Namanya tak ayal disejajarkan orang, bahkan ada yang menyebutnya
lebih baik, dibandingkan Pele.
Kartu Kuning
Tidak heran ketika kedudukan klub Barcelona terancam, dalam kata
perpisahannya manager Vic Buckingham menyarankan kepada pimpinan
klub, Agustin Montal untuk membeli Cruyff. "Belilah dia,
berapapun harganya," kata Buckingham. Perhitungan Buckingham
ternyata benar. Setahun setelah Cruyff bergabung dengan mereka,
klub Barcelona berhasil menjadi juara liga sepakbola Spanyol
kembali.
Tapi, sayang, Cruyff yang pernah menjadi motor tim nasional
Belanda ke final Kejuaraan Piala Dunia 1974 tidak turun di
gelanggang yang sama di Argentina, Juni 1978. Tak jelas
alasannya, mengapa ia menolak memperkuat tim nasional Belanda.
Kabar selentingan yang terdengar, ia mau bermain untuk
negerinya, jika Ratu Juliana sendiri yang memmta dirinya
bermain.
Tingkah Cruyff, yang menjadi topik pembicaraan, bukan itu saja.
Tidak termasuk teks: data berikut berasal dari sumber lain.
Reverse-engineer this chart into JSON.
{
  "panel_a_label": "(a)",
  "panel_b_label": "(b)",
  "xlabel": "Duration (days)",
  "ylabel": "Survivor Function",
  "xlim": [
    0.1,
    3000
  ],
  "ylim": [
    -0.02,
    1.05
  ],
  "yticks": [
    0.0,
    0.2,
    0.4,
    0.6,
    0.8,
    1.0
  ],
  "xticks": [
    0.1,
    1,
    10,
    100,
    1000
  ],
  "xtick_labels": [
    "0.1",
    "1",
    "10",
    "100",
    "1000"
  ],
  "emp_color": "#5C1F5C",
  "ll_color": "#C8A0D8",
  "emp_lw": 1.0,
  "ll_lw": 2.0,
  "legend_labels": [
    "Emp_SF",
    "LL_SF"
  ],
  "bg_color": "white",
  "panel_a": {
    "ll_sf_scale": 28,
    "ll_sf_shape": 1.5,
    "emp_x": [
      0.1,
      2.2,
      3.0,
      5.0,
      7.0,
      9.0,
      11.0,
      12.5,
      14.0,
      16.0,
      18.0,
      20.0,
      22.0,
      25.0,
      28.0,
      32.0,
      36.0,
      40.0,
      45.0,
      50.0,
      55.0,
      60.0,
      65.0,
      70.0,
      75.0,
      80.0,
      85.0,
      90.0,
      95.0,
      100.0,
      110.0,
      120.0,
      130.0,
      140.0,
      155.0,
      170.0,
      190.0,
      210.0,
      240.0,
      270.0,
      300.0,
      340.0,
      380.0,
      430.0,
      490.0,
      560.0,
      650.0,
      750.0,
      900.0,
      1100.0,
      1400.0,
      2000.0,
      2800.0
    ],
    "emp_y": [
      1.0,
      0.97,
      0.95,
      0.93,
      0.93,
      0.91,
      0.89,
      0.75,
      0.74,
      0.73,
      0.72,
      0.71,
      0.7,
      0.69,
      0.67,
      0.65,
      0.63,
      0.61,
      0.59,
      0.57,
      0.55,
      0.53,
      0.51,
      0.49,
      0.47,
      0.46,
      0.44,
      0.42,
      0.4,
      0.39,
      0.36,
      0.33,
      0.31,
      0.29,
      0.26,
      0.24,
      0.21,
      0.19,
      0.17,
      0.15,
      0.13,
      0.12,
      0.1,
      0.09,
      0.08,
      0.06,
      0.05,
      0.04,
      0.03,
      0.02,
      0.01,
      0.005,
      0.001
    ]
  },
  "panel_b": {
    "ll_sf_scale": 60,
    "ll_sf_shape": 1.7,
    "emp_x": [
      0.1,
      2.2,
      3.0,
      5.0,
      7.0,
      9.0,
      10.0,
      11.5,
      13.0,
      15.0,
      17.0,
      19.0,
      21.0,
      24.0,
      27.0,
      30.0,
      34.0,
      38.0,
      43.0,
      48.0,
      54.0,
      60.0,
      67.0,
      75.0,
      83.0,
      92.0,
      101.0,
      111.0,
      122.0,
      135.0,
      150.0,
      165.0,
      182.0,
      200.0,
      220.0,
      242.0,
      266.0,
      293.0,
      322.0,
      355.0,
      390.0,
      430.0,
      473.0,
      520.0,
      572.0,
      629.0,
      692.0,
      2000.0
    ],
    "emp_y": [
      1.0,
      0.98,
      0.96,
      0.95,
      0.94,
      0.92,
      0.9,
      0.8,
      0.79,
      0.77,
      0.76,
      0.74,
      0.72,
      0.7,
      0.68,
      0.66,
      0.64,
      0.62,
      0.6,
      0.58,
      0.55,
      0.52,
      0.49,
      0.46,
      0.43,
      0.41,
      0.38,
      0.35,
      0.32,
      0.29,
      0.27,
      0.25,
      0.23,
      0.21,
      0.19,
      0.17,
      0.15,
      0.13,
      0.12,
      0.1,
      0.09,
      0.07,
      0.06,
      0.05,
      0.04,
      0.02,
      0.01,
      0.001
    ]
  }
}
Di lapangan, ia dikecam sebagai pemain yang gemar memprotes
wasit. Tidak jarang ia harus dikeluarkan dari lapangan akibat
perilaku itu. Lihat saja, ketika final Piala Dunia 1974. Ia
terpaksa diberi kartu kuning oleh wasit, gara-gara ia memprotes
pimpinan pertandingan.
Tapi Cruyff dengan segala polanya itu tetap disanjung, dikenang,
dan tak jarang diancam penggemar sepakbola. Ketika ia menyatakan
tekad untuk pindah ke klub Barcelona, salah seorang pemujanya di
Belanda mengancam akan menculik isteri dan anaknya. Cruyff
menikah dengan Danny, puteri jutawan Cor Coster. Ia, dikaruniai
2 orang puteri, Chantal dan Suzie, serta seorang putera, Jordie.
Di Spanyol nasibnya pun tak berbeda. Dalam hal pendapatan, ia
dibeli oleh klub Barcelona seharga 2 juta dollar AS. Perkara
ancaman maupun maki-maki, terutama bila klubnya kalah, baginya
sama saja. "Antara puji dan maki itu cuma terletak antara 1 gol
saja," kata Cruyff Setelah mengundurkan sebagai pemain, ia
bercita-cita menjadi konsultan sepak bola.